Publishers' pricing policies have still to be developed. Some producers of CD-ROMs forbid the copying or down-loading of the stored information, while others levy charges for these activities in a variety of ways. The librarian has to devise a fair and logical charging system for clients, that allows for much individuality. Further, many producers supply libraries with their CD-ROM products on a rental basis, thus retaining ownership. When such a contract ends, libraries are required to return the discs to the supplier, leaving the library with a gap in information coverage and nothing to show for the expenditure. For this reason, librarians argue that discs paid for by annual subscription should be considered as owned, rather than licensed, or that the licence is extended indefinitely for CD-ROMs already supplied if a subscription lapses. It follows that the subscription charges may well increase, or an annual fee might be charged for this privilege. Similarly, if a current disc covers a period of years, its subsequent replacement by an up-to-date version should not result in the loss of information covering an earlier year.

Updates .
Despite the large storage capacity of the disc, searching a large database stored on CD-ROM can be a complicated and slow process. A database can only be kept up-to-date by the addition of weekly or monthly discs, or regular replacement of the set of discs by a fresh set. Searching a product involving a number of discs can be a very tedious process indeed, involving constant disc changing and necessitating the use of a powerful PC.

Archiving .
The permanence of information stored on CD-ROMs remains open to question, partly because of the limited life of the disc itself, and partly in consideration of future development and possible obsolescence. Already, double density CD-ROMs are being introduced and there is the prospect of a blue laser system that would triple the amount of data stored on a CD, rendering existing machines obsolete. Equipment capable of replaying the current discs may no longer be available in ten or twenty years' time.

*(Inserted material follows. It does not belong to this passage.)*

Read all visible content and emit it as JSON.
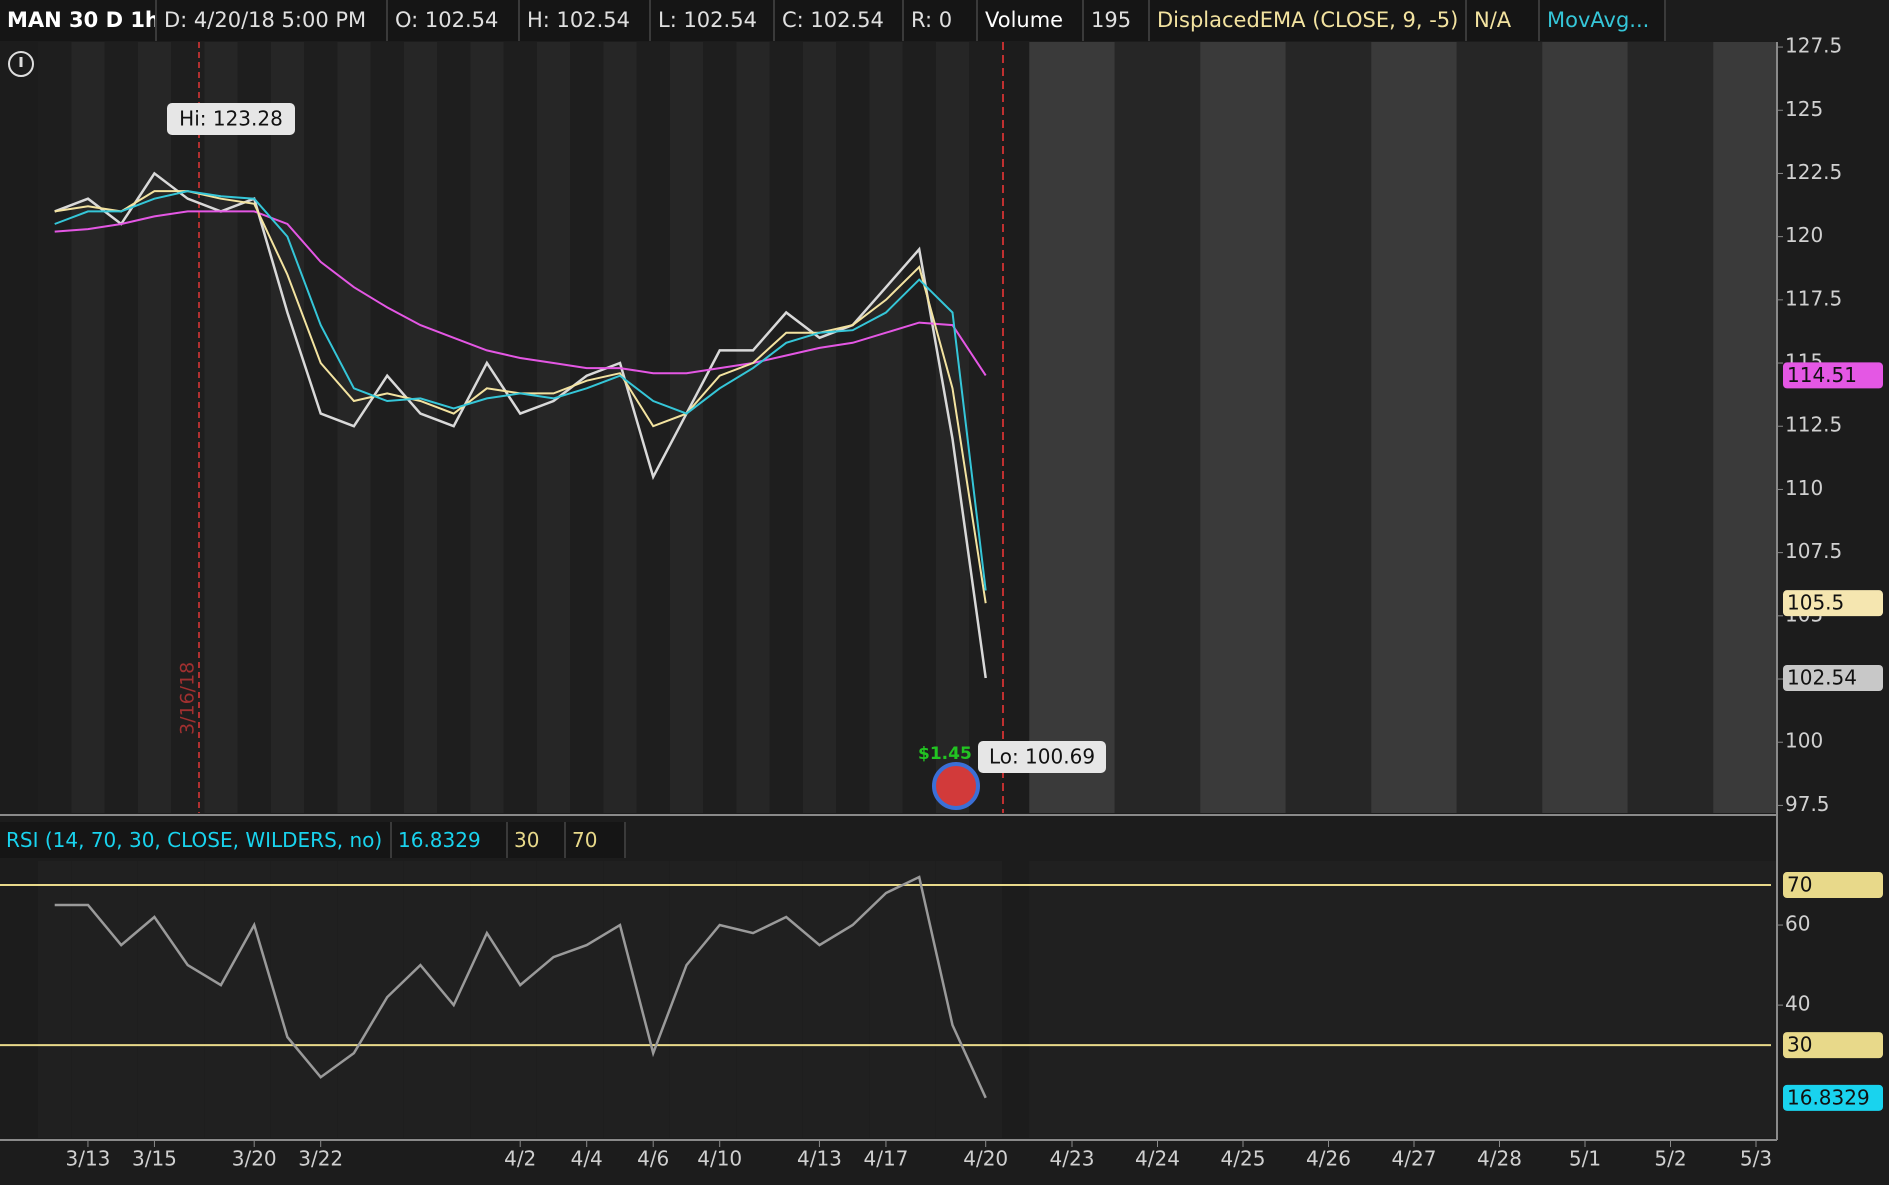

Against these problems should be set the benefits of introducing CD-ROMs. These include:

Ease of use
CD-ROMS are relatively user friendly and can be searched by end users more easily and effectively than large volumes of paper, and without the time and cost pressures of pay-as- you-go online systems. This releases information specialists to assist with, or undertake the more demanding searches, leaving end-users to carry out the bulk of their searching unaided, and possibly at their desks through networked systems.

Space
The storage capacity of CD-ROMs is large (600Mb per disc) so that a single workstation and a shelf of CD-ROMs can replace entire libraries on paper. With the increasing amount of information being created each year this is an important factor for many libraries with severe space restrictions.

Cost
Once bought, a CD-ROM can be searched without further cost. This is a major benefit to libraries catering for students, or organisations requiring a great many searches on the same data.

Currently libraries are installing CD-ROMs as fast as their budgets and applications allow. Limitations on speed of implementation are as described above and largely relate to the cost of the hardware, its complexity (networking) and decisions as to how many versions of the same database a library should have. Printed, CD-ROM and online versions are all competing for essentially the same budget.